Pese a su innegable valor de testimonio documental de la muerte de una utopía a ras de tierra, y hasta del desarrollo de la conciencia de clase, Gagarine desconcierta en su primera mitad con un guion demasiado esquelético y unos convencionales interludios musicales, plasmados casi cada 20 minutos, que suelen ejercer de síntoma de poca confianza en sus propios sistemas de narración. Sin embargo, con el abandono de las torres por parte de las familias, y el inicio de la parte mágica, científica y humanista de la historia, esta se endereza hasta lo emocionante entre los escombros del comunismo.

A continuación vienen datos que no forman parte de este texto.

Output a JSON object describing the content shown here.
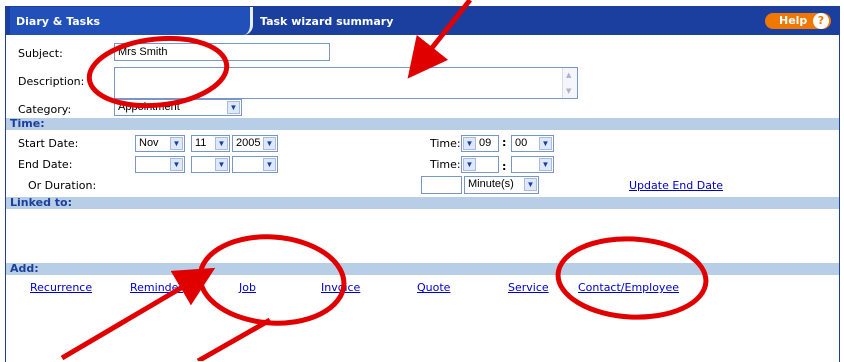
{
  "tabs": {
    "active": "Diary & Tasks",
    "second": "Task wizard summary"
  },
  "help": {
    "label": "Help",
    "icon": "?"
  },
  "form": {
    "subject_label": "Subject:",
    "subject_value": "Mrs Smith",
    "description_label": "Description:",
    "description_value": "",
    "category_label": "Category:",
    "category_value": "Appointment"
  },
  "sections": {
    "time": "Time:",
    "linked": "Linked to:",
    "add": "Add:"
  },
  "time": {
    "start_label": "Start Date:",
    "end_label": "End Date:",
    "duration_label": "Or Duration:",
    "time_label": "Time:",
    "start_month": "Nov",
    "start_day": "11",
    "start_year": "2005",
    "start_hour": "09",
    "start_minute": "00",
    "end_month": "",
    "end_day": "",
    "end_year": "",
    "end_hour": "",
    "end_minute": "",
    "duration_value": "",
    "duration_unit": "Minute(s)",
    "time_colon": ":",
    "update_link": "Update End Date"
  },
  "add_links": [
    "Recurrence",
    "Reminder",
    "Job",
    "Invoice",
    "Quote",
    "Service",
    "Contact/Employee"
  ],
  "annotation_color": "#e00000"
}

Cuando parece que no hay una ligazón clara entre el personaje histórico de Gagarin y lo que pasa por la cabeza del adolescente, con la película languideciendo en su núcleo central sin que se sepa muy bien qué es lo que pretenden sus autores, Liatard y Trouilh dan la sorpresa con una insólita decisión tonal y de género. Y la convierten en una preciosa fábula de ciencia ficción, por medio de la reconstrucción del hogar como estación espacial propia, y esos pasadizos entre los austeros apartamentos, tan parecidos a los pasillos de tantos títulos míticos del género espacial, como símbolo del tortuoso camino de una clase obrera abandonada a su suerte. Y no precisamente en el firmamento, sino a pie de calle.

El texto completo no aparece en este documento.